Kurz vor zwölf war man im Schlosse zurück, gerade noch früh genug, um rechtzeitig bei der Prinzessin erscheinen zu können. Pentz und die Schimmelmann, die den Dienst hatten, empfingen die Geladenen, und nachdem die bald danach eintretende Prinzessin an jeden einzelnen ein Wort der Begrüßung gerichtet hatte, verließ man die Wohn- und Empfangszimmer, um sich über einen mit Karyatiden reich geschmückten und augenscheinlich einer späteren Zeit angehörigen Korridor hin in die große Herluf-Trolle-Halle zu begeben, dieselbe Halle, darin man, am Abend vorher, bei Kaminfeuer und Kienfackeln erst die großen Bilder, so gut es ging, betrachtet und dann dem erklärenden Schleppegrellschen Vortrage zugehört hatte. Ja, die Halle war dieselbe; trotzdem zeigte sich seit gestern insoweit eine Veränderung, als jetzt helles Tageslicht einfiel (die Mittagsstunde hatte wieder Sonnenschein gebracht) und allem etwas Heitres lieh, ein Eindruck, der durch eine mit Blumen und altnordischen Trinkgefäßen beinah phantastisch geschmückte Prunktafel noch gesteigert wurde.
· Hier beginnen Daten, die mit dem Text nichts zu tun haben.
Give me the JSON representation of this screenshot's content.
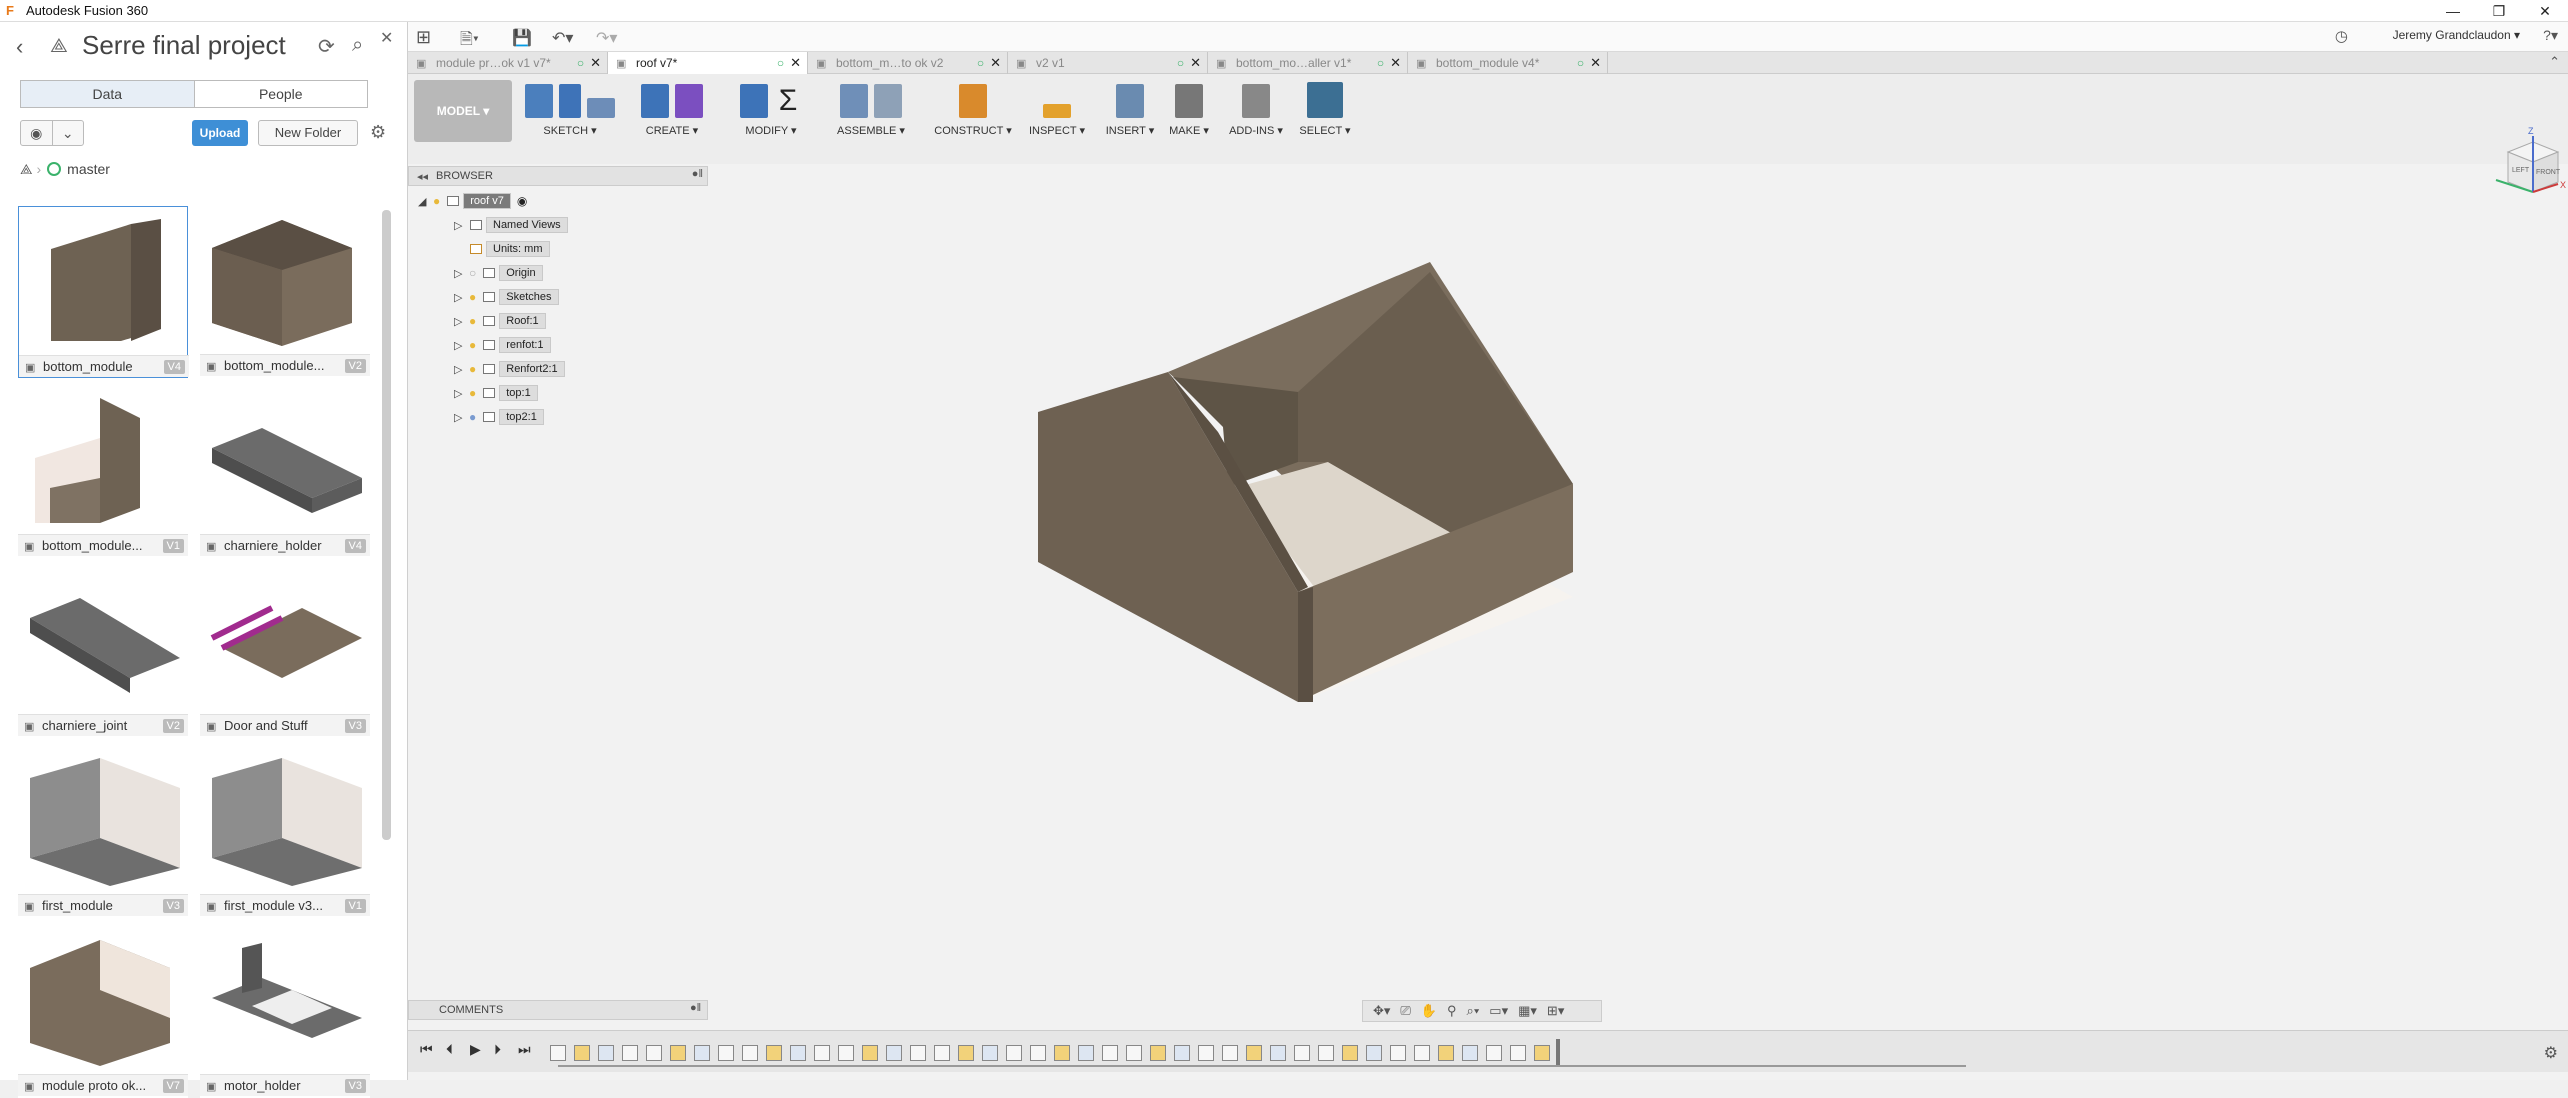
{
  "window": {
    "title": "Autodesk Fusion 360",
    "minimize": "—",
    "restore": "❐",
    "close": "✕"
  },
  "data_panel": {
    "project_title": "Serre final project",
    "tabs": {
      "data": "Data",
      "people": "People"
    },
    "upload_label": "Upload",
    "new_folder_label": "New Folder",
    "breadcrumb": "master",
    "items": [
      {
        "name": "bottom_module",
        "version": "V4"
      },
      {
        "name": "bottom_module...",
        "version": "V2"
      },
      {
        "name": "bottom_module...",
        "version": "V1"
      },
      {
        "name": "charniere_holder",
        "version": "V4"
      },
      {
        "name": "charniere_joint",
        "version": "V2"
      },
      {
        "name": "Door and Stuff",
        "version": "V3"
      },
      {
        "name": "first_module",
        "version": "V3"
      },
      {
        "name": "first_module v3...",
        "version": "V1"
      },
      {
        "name": "module proto ok...",
        "version": "V7"
      },
      {
        "name": "motor_holder",
        "version": "V3"
      }
    ]
  },
  "header": {
    "user": "Jeremy Grandclaudon ▾",
    "help": "?▾"
  },
  "doc_tabs": [
    {
      "label": "module pr…ok v1 v7*"
    },
    {
      "label": "roof v7*",
      "active": true
    },
    {
      "label": "bottom_m…to ok v2"
    },
    {
      "label": "v2 v1"
    },
    {
      "label": "bottom_mo…aller v1*"
    },
    {
      "label": "bottom_module v4*"
    }
  ],
  "ribbon": {
    "workspace": "MODEL ▾",
    "groups": [
      {
        "label": "SKETCH ▾"
      },
      {
        "label": "CREATE ▾"
      },
      {
        "label": "MODIFY ▾"
      },
      {
        "label": "ASSEMBLE ▾"
      },
      {
        "label": "CONSTRUCT ▾"
      },
      {
        "label": "INSPECT ▾"
      },
      {
        "label": "INSERT ▾"
      },
      {
        "label": "MAKE ▾"
      },
      {
        "label": "ADD-INS ▾"
      },
      {
        "label": "SELECT ▾"
      }
    ]
  },
  "browser": {
    "title": "BROWSER",
    "root": "roof v7",
    "nodes": [
      "Named Views",
      "Units: mm",
      "Origin",
      "Sketches",
      "Roof:1",
      "renfot:1",
      "Renfort2:1",
      "top:1",
      "top2:1"
    ]
  },
  "comments": {
    "title": "COMMENTS"
  },
  "viewcube": {
    "top": "Z",
    "left": "LEFT",
    "front": "FRONT",
    "x": "X"
  },
  "colors": {
    "accent": "#3e8fd6",
    "wood": "#6f6354",
    "floor": "#d9d2c7",
    "status": "#3bb26b"
  }
}
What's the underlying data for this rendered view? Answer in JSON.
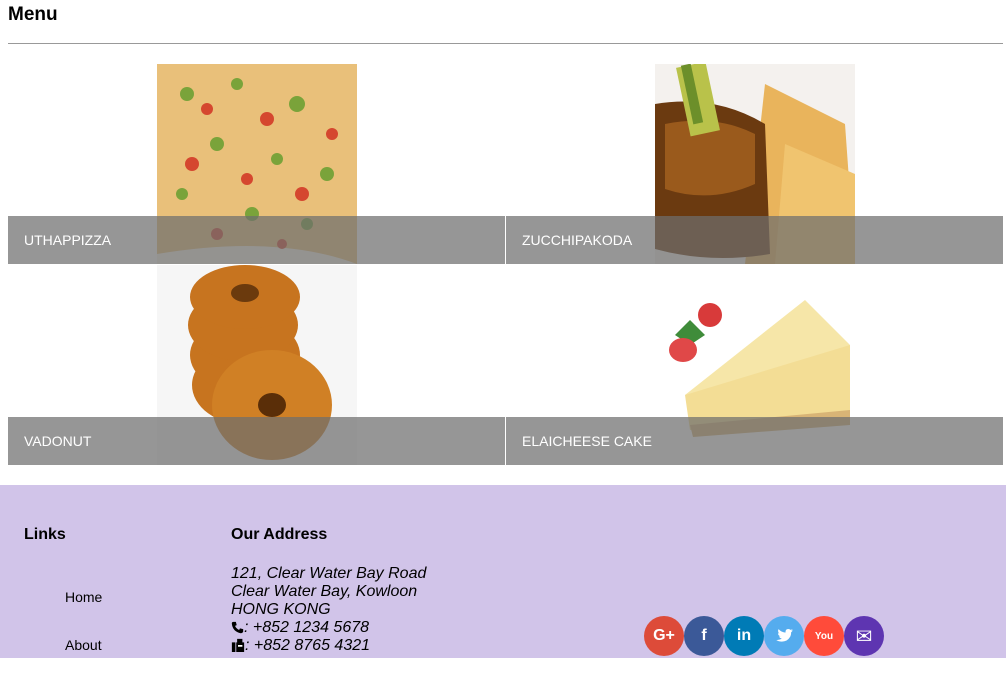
{
  "menu": {
    "title": "Menu",
    "dishes": [
      {
        "name": "UTHAPPIZZA"
      },
      {
        "name": "ZUCCHIPAKODA"
      },
      {
        "name": "VADONUT"
      },
      {
        "name": "ELAICHEESE CAKE"
      }
    ]
  },
  "footer": {
    "links_title": "Links",
    "links": [
      "Home",
      "About"
    ],
    "address_title": "Our Address",
    "address_lines": [
      "121, Clear Water Bay Road",
      "Clear Water Bay, Kowloon",
      "HONG KONG"
    ],
    "phone": ": +852 1234 5678",
    "fax": ": +852 8765 4321",
    "phone_icon": "phone-icon",
    "fax_icon": "fax-icon"
  },
  "social": [
    {
      "name": "google-plus-icon",
      "glyph": "G+",
      "color": "#dd4b39"
    },
    {
      "name": "facebook-icon",
      "glyph": "f",
      "color": "#3b5998"
    },
    {
      "name": "linkedin-icon",
      "glyph": "in",
      "color": "#007bb6"
    },
    {
      "name": "twitter-icon",
      "glyph": "t",
      "color": "#55acee"
    },
    {
      "name": "youtube-icon",
      "glyph": "You",
      "color": "#ff4b3a"
    },
    {
      "name": "mail-icon",
      "glyph": "✉",
      "color": "#5e35b1"
    }
  ],
  "colors": {
    "footer_bg": "#d1c4e9",
    "caption_bg": "rgba(110,110,110,0.72)"
  }
}
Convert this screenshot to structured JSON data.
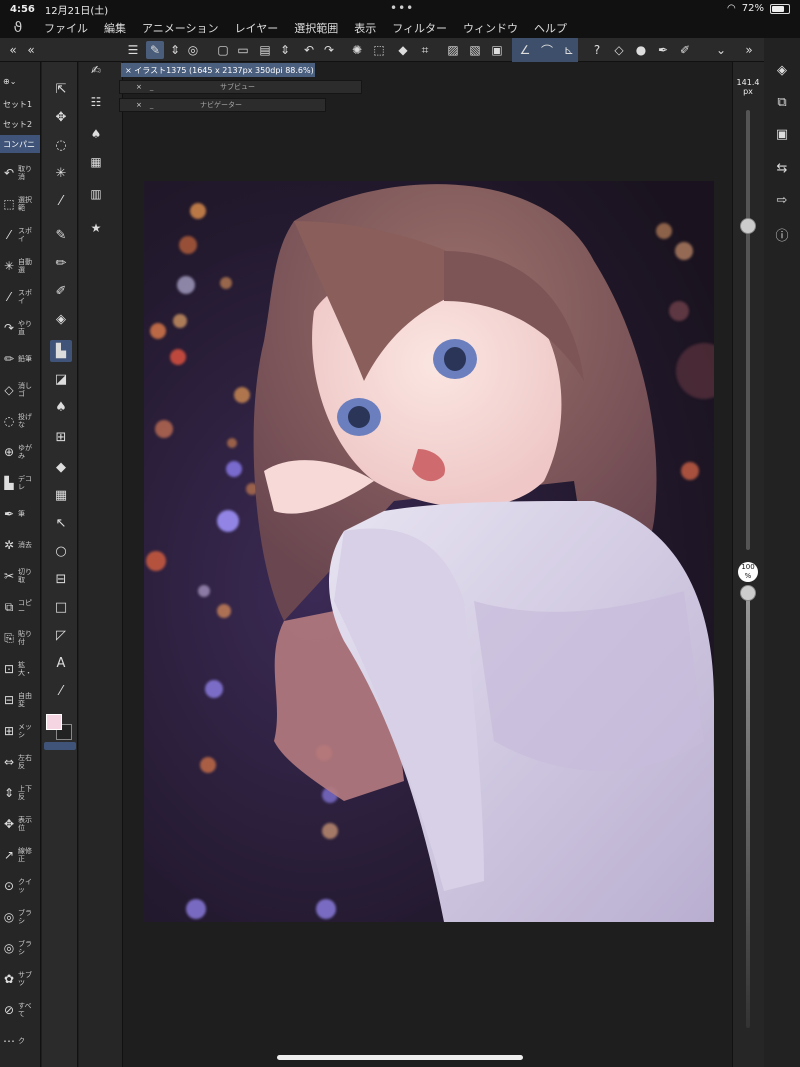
{
  "status": {
    "time": "4:56",
    "date": "12月21日(土)",
    "battery": "72%",
    "battery_level": 0.72
  },
  "menu": [
    "ファイル",
    "編集",
    "アニメーション",
    "レイヤー",
    "選択範囲",
    "表示",
    "フィルター",
    "ウィンドウ",
    "ヘルプ"
  ],
  "sets": [
    "セット1",
    "セット2",
    "コンパニ"
  ],
  "subtools": [
    {
      "icon": "undo-icon",
      "label": "取り消"
    },
    {
      "icon": "select-icon",
      "label": "選択範"
    },
    {
      "icon": "eyedropper-icon",
      "label": "スポイ"
    },
    {
      "icon": "auto-select-icon",
      "label": "自動選"
    },
    {
      "icon": "eyedropper-icon",
      "label": "スポイ"
    },
    {
      "icon": "redo-icon",
      "label": "やり直"
    },
    {
      "icon": "pencil-icon",
      "label": "鉛筆"
    },
    {
      "icon": "eraser-icon",
      "label": "消しゴ"
    },
    {
      "icon": "lasso-fill-icon",
      "label": "投げな"
    },
    {
      "icon": "warp-icon",
      "label": "ゆがみ"
    },
    {
      "icon": "deco-icon",
      "label": "デコレ"
    },
    {
      "icon": "pen-icon",
      "label": "筆"
    },
    {
      "icon": "erase-icon",
      "label": "消去"
    },
    {
      "icon": "scissors-icon",
      "label": "切り取"
    },
    {
      "icon": "copy-icon",
      "label": "コピー"
    },
    {
      "icon": "paste-icon",
      "label": "貼り付"
    },
    {
      "icon": "scale-icon",
      "label": "拡大・"
    },
    {
      "icon": "free-transform-icon",
      "label": "自由変"
    },
    {
      "icon": "mesh-icon",
      "label": "メッシ"
    },
    {
      "icon": "flip-h-icon",
      "label": "左右反"
    },
    {
      "icon": "flip-v-icon",
      "label": "上下反"
    },
    {
      "icon": "move-display-icon",
      "label": "表示位"
    },
    {
      "icon": "line-fix-icon",
      "label": "線修正"
    },
    {
      "icon": "quick-icon",
      "label": "クイッ"
    },
    {
      "icon": "brush-icon",
      "label": "ブラシ"
    },
    {
      "icon": "brush-icon",
      "label": "ブラシ"
    },
    {
      "icon": "subview-icon",
      "label": "サブツ"
    },
    {
      "icon": "all-icon",
      "label": "すべて"
    },
    {
      "icon": "more-icon",
      "label": "ク"
    }
  ],
  "doc": {
    "tab_label": "イラスト1375 (1645 x 2137px 350dpi 88.6%)",
    "subview_label": "サブビュー",
    "navigator_label": "ナビゲーター"
  },
  "right": {
    "brush_size": "141.4",
    "brush_unit": "px",
    "opacity": "100",
    "opacity_unit": "%"
  }
}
Schmuck überall, geschmückt auch die Wände. Da, wo sich die hohen Paneele mit den breiten Barockrahmen der Wandbilder berührten, hingen Mistel- und Ebereschenbündel an Girlanden von Eichenlaub, während eine quer durch die Halle gezogene Wand von Zypressen und jungen Tannenbäumen den dunklen Hinterraum von dem festlich hergerichteten Vorderraum abtrennte. Das Ganze, soviel war augenscheinlich, sollte den Weihnachtscharakter tragen oder, wie die Prinzessin sich ausgedrückt hatte, wenigstens ein Vorspiel zum Julfeste sein. Orangen, in fast überreicher Zahl, waren überall in das Tannengezweige gehängt, und kleine wächserne Christengel schwenkten ihre Fahne, während über das blitzende weiße Tischtuch hin Stechpalmenzweige lagen mit roten Beeren daran.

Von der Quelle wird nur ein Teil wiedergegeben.